NAND Flash Shrinks To 15/16nm Process, Further Driving Prices Down
Lucas123 writes: Both Micron and Toshiba are producing NAND flash memory based on 15 and 16 nanometer process technology, which reduces die area over a 16GB MLC chip by 28% compared with previous die technology. Additionally, Micron announced its upcoming consumer USB flash drives and internal SSDs will also use triple-level cell NAND flash (a technology expected to soon dominate the market) storing three bits instead of two for the first time and further reducing production cost. The advancement in NAND flash density has been driving SSD pricing down dramatically over the past few years. In fact, over the last year, the average price for 128GB and 256GB SSDs have dropped to $50 and $90, respectively, for system manufacturers, according to DRAMeXchange. And prices for consumers have dropped to an average of $91.55 for a 128GB SSD and $164.34 for a 256GB SSD.
I just picked up a Samsung 850 EVO 500GB for $149, and prices could be driven down further in the coming months as 32-layer and 48-layer chips show up.
It's getting harder to justify spinning disks at home, especially as the traditional data hogs (backups, videos) are largely moving to 'the cloud'.
How can I believe you when you tell me what I don't want to hear?
Whadayamean, "for the first time"? We've had three bits per cell for a while.
Indeed.
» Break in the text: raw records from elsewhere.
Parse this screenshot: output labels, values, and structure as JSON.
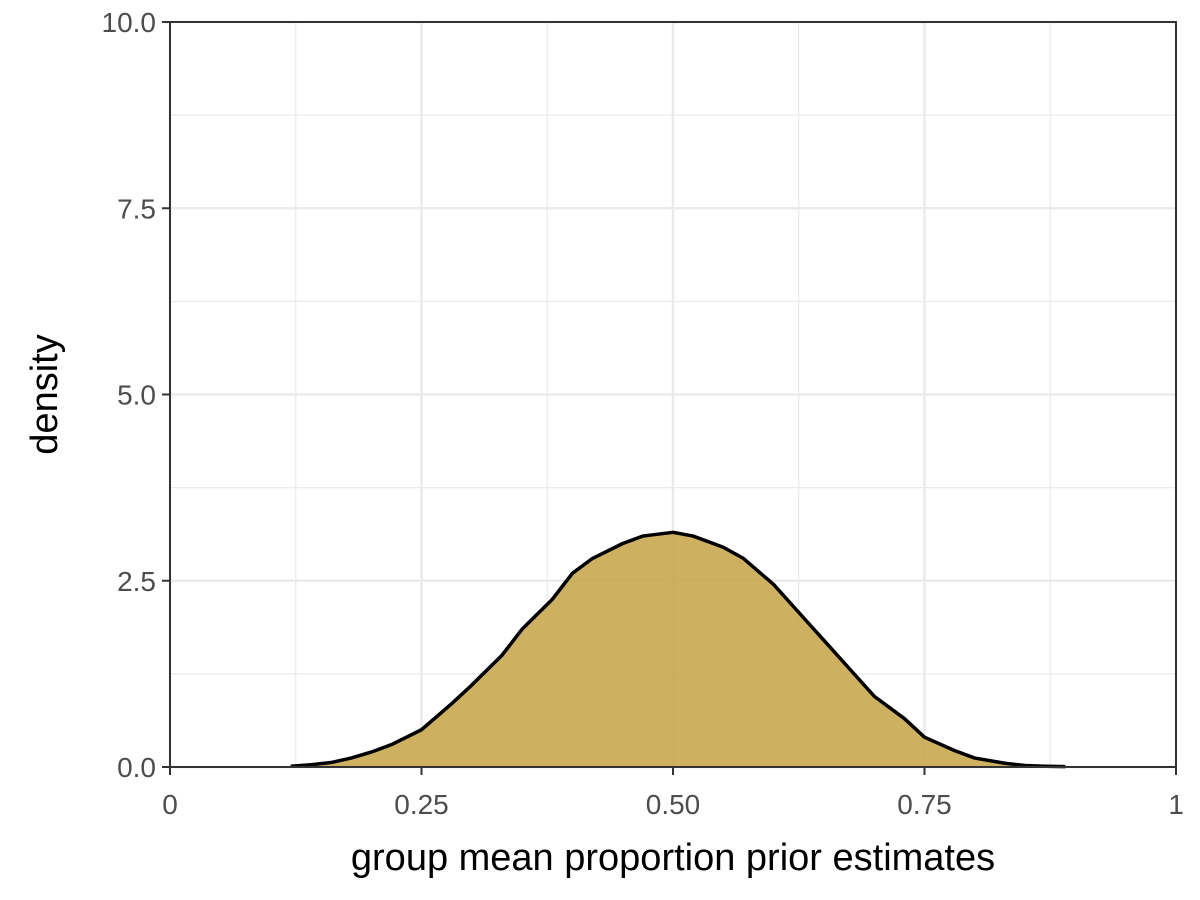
{
  "chart_data": {
    "type": "area",
    "subtype": "density",
    "title": "",
    "xlabel": "group mean proportion prior estimates",
    "ylabel": "density",
    "xlim": [
      0,
      1
    ],
    "ylim": [
      0,
      10
    ],
    "xticks": [
      0,
      0.25,
      0.5,
      0.75,
      1
    ],
    "xtick_labels": [
      "0",
      "0.25",
      "0.50",
      "0.75",
      "1"
    ],
    "yticks": [
      0,
      2.5,
      5,
      7.5,
      10
    ],
    "ytick_labels": [
      "0.0",
      "2.5",
      "5.0",
      "7.5",
      "10.0"
    ],
    "grid": true,
    "fill_color": "#c8a94f",
    "line_color": "#000000",
    "series": [
      {
        "x": [
          0.12,
          0.14,
          0.16,
          0.18,
          0.2,
          0.22,
          0.25,
          0.28,
          0.3,
          0.33,
          0.35,
          0.38,
          0.4,
          0.42,
          0.45,
          0.47,
          0.5,
          0.52,
          0.55,
          0.57,
          0.6,
          0.63,
          0.65,
          0.68,
          0.7,
          0.73,
          0.75,
          0.78,
          0.8,
          0.83,
          0.85,
          0.87,
          0.89
        ],
        "y": [
          0.01,
          0.03,
          0.06,
          0.12,
          0.2,
          0.3,
          0.5,
          0.85,
          1.1,
          1.5,
          1.85,
          2.25,
          2.6,
          2.8,
          3.0,
          3.1,
          3.15,
          3.1,
          2.95,
          2.8,
          2.45,
          2.0,
          1.7,
          1.25,
          0.95,
          0.65,
          0.4,
          0.22,
          0.12,
          0.05,
          0.02,
          0.01,
          0.005
        ]
      }
    ]
  }
}
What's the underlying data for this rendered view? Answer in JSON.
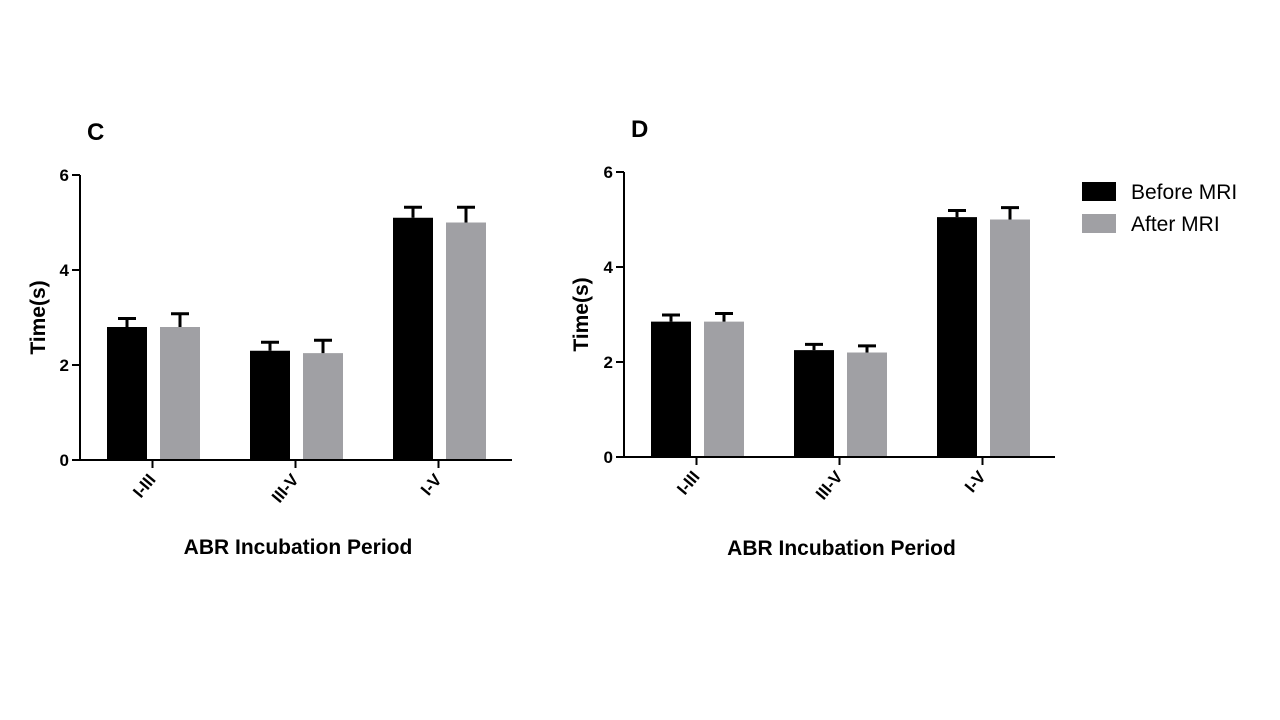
{
  "chart_data": [
    {
      "panel": "C",
      "type": "bar",
      "categories": [
        "I-III",
        "III-V",
        "I-V"
      ],
      "series": [
        {
          "name": "Before MRI",
          "values": [
            2.8,
            2.3,
            5.1
          ],
          "errors": [
            0.18,
            0.18,
            0.22
          ],
          "color": "#000000"
        },
        {
          "name": "After MRI",
          "values": [
            2.8,
            2.25,
            5.0
          ],
          "errors": [
            0.28,
            0.27,
            0.32
          ],
          "color": "#a0a0a4"
        }
      ],
      "xlabel": "ABR Incubation Period",
      "ylabel": "Time(s)",
      "ylim": [
        0,
        6
      ],
      "yticks": [
        0,
        2,
        4,
        6
      ],
      "ytick_labels": [
        "0",
        "2",
        "4",
        "6"
      ]
    },
    {
      "panel": "D",
      "type": "bar",
      "categories": [
        "I-III",
        "III-V",
        "I-V"
      ],
      "series": [
        {
          "name": "Before MRI",
          "values": [
            2.85,
            2.25,
            5.05
          ],
          "errors": [
            0.14,
            0.12,
            0.14
          ],
          "color": "#000000"
        },
        {
          "name": "After MRI",
          "values": [
            2.85,
            2.2,
            5.0
          ],
          "errors": [
            0.17,
            0.14,
            0.25
          ],
          "color": "#a0a0a4"
        }
      ],
      "xlabel": "ABR Incubation Period",
      "ylabel": "Time(s)",
      "ylim": [
        0,
        6
      ],
      "yticks": [
        0,
        2,
        4,
        6
      ],
      "ytick_labels": [
        "0",
        "2",
        "4",
        "6"
      ]
    }
  ],
  "legend": {
    "placement": "right",
    "entries": [
      {
        "label": "Before MRI",
        "color": "#000000"
      },
      {
        "label": "After MRI",
        "color": "#a0a0a4"
      }
    ]
  }
}
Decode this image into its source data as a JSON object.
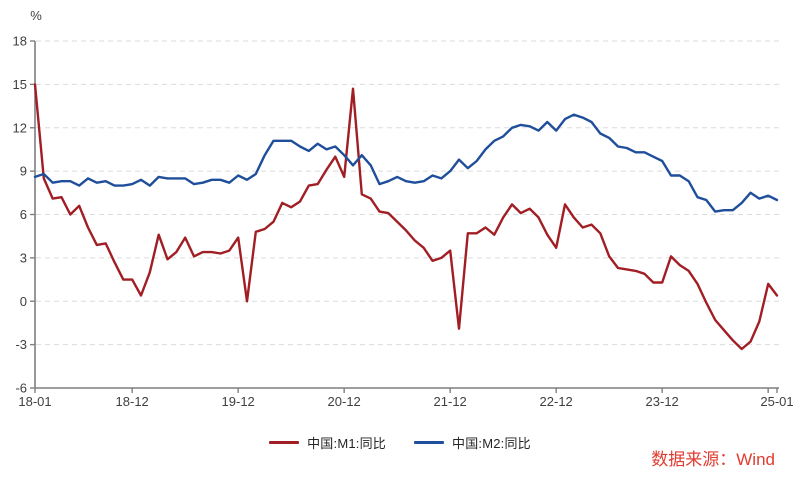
{
  "chart": {
    "unit_label": "%",
    "source_label": "数据来源：Wind",
    "colors": {
      "m1_line": "#a01e24",
      "m2_line": "#1f4e9b",
      "axis": "#7f7f7f",
      "grid": "#dbdbdb",
      "tick_text": "#404040",
      "source_text": "#e03c31"
    }
  },
  "chart_data": {
    "type": "line",
    "title": "",
    "ylabel": "%",
    "ylim": [
      -6,
      18
    ],
    "y_ticks": [
      18,
      15,
      12,
      9,
      6,
      3,
      0,
      -3,
      -6
    ],
    "grid": "horizontal-dashed",
    "legend_position": "bottom-center",
    "x_start": "2018-01",
    "x_end": "2025-01",
    "x_ticks": [
      {
        "label": "18-01",
        "month_index": 0
      },
      {
        "label": "18-12",
        "month_index": 11
      },
      {
        "label": "19-12",
        "month_index": 23
      },
      {
        "label": "20-12",
        "month_index": 35
      },
      {
        "label": "21-12",
        "month_index": 47
      },
      {
        "label": "22-12",
        "month_index": 59
      },
      {
        "label": "23-12",
        "month_index": 71
      },
      {
        "label": "",
        "month_index": 83
      },
      {
        "label": "25-01",
        "month_index": 84
      }
    ],
    "series": [
      {
        "name": "中国:M1:同比",
        "color": "#a01e24",
        "values": [
          15.0,
          8.5,
          7.1,
          7.2,
          6.0,
          6.6,
          5.1,
          3.9,
          4.0,
          2.7,
          1.5,
          1.5,
          0.4,
          2.0,
          4.6,
          2.9,
          3.4,
          4.4,
          3.1,
          3.4,
          3.4,
          3.3,
          3.5,
          4.4,
          0.0,
          4.8,
          5.0,
          5.5,
          6.8,
          6.5,
          6.9,
          8.0,
          8.1,
          9.1,
          10.0,
          8.6,
          14.7,
          7.4,
          7.1,
          6.2,
          6.1,
          5.5,
          4.9,
          4.2,
          3.7,
          2.8,
          3.0,
          3.5,
          -1.9,
          4.7,
          4.7,
          5.1,
          4.6,
          5.8,
          6.7,
          6.1,
          6.4,
          5.8,
          4.6,
          3.7,
          6.7,
          5.8,
          5.1,
          5.3,
          4.7,
          3.1,
          2.3,
          2.2,
          2.1,
          1.9,
          1.3,
          1.3,
          3.1,
          2.5,
          2.1,
          1.2,
          -0.1,
          -1.3,
          -2.0,
          -2.7,
          -3.3,
          -2.8,
          -1.4,
          1.2,
          0.4
        ]
      },
      {
        "name": "中国:M2:同比",
        "color": "#1f4e9b",
        "values": [
          8.6,
          8.8,
          8.2,
          8.3,
          8.3,
          8.0,
          8.5,
          8.2,
          8.3,
          8.0,
          8.0,
          8.1,
          8.4,
          8.0,
          8.6,
          8.5,
          8.5,
          8.5,
          8.1,
          8.2,
          8.4,
          8.4,
          8.2,
          8.7,
          8.4,
          8.8,
          10.1,
          11.1,
          11.1,
          11.1,
          10.7,
          10.4,
          10.9,
          10.5,
          10.7,
          10.1,
          9.4,
          10.1,
          9.4,
          8.1,
          8.3,
          8.6,
          8.3,
          8.2,
          8.3,
          8.7,
          8.5,
          9.0,
          9.8,
          9.2,
          9.7,
          10.5,
          11.1,
          11.4,
          12.0,
          12.2,
          12.1,
          11.8,
          12.4,
          11.8,
          12.6,
          12.9,
          12.7,
          12.4,
          11.6,
          11.3,
          10.7,
          10.6,
          10.3,
          10.3,
          10.0,
          9.7,
          8.7,
          8.7,
          8.3,
          7.2,
          7.0,
          6.2,
          6.3,
          6.3,
          6.8,
          7.5,
          7.1,
          7.3,
          7.0
        ]
      }
    ]
  }
}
Samsung has had TLC flash (3 bits or 8 levels) since at least 2012.
Note how the prices sink while the fabs get ever more expensive. Can't be much margin left in that game.
The fab cost goes up, but as the density increases, so does the capacity of the fab. So they make it up on volume.
Also note that the number of available cycles per cell drops with the process density AND with the number of bits per cell.
In general, it is better to have dense, yet unreliable, storage, and then fix the reliability problems with higher level error correction and redundancy. This will often give you more capacity, and more overall reliability.
Reading comprehension fail.
The sentence clearly states that Micron will be using TLC for the first time. Not that the SSD industry will be using TLC for the first time ever.
Well, the MacBook Pro doesn't use SATA SSDs, because SATA is bottlenecking SSD performance. SATA3 SSDs are only getting 540MB/sec - a really magic figure because every SATA SSD is hitting it these days. They're basically at the point where there's so much excess performance in an SSD that you can cut back on stuff like capacitors and use performance killing modes to operate safely without them.
The SSD in the MacBook Pro is hitting speeds of 2GB/sec reads (nearly 4 times SATA) and 1.5GB/sec writes (nearly 3 times SATA).
So part of the justification is well, you're getting really freaking fast SSDs. I think they actually tried it - copying an 8GB video file from that SSD to itself took around 15 seconds (which included all the filesystem overhead). That';s 4 seconds to read, 6 seconds to write, and 5 seconds for the OS to mess about or inefficiency in its buffers or whatever.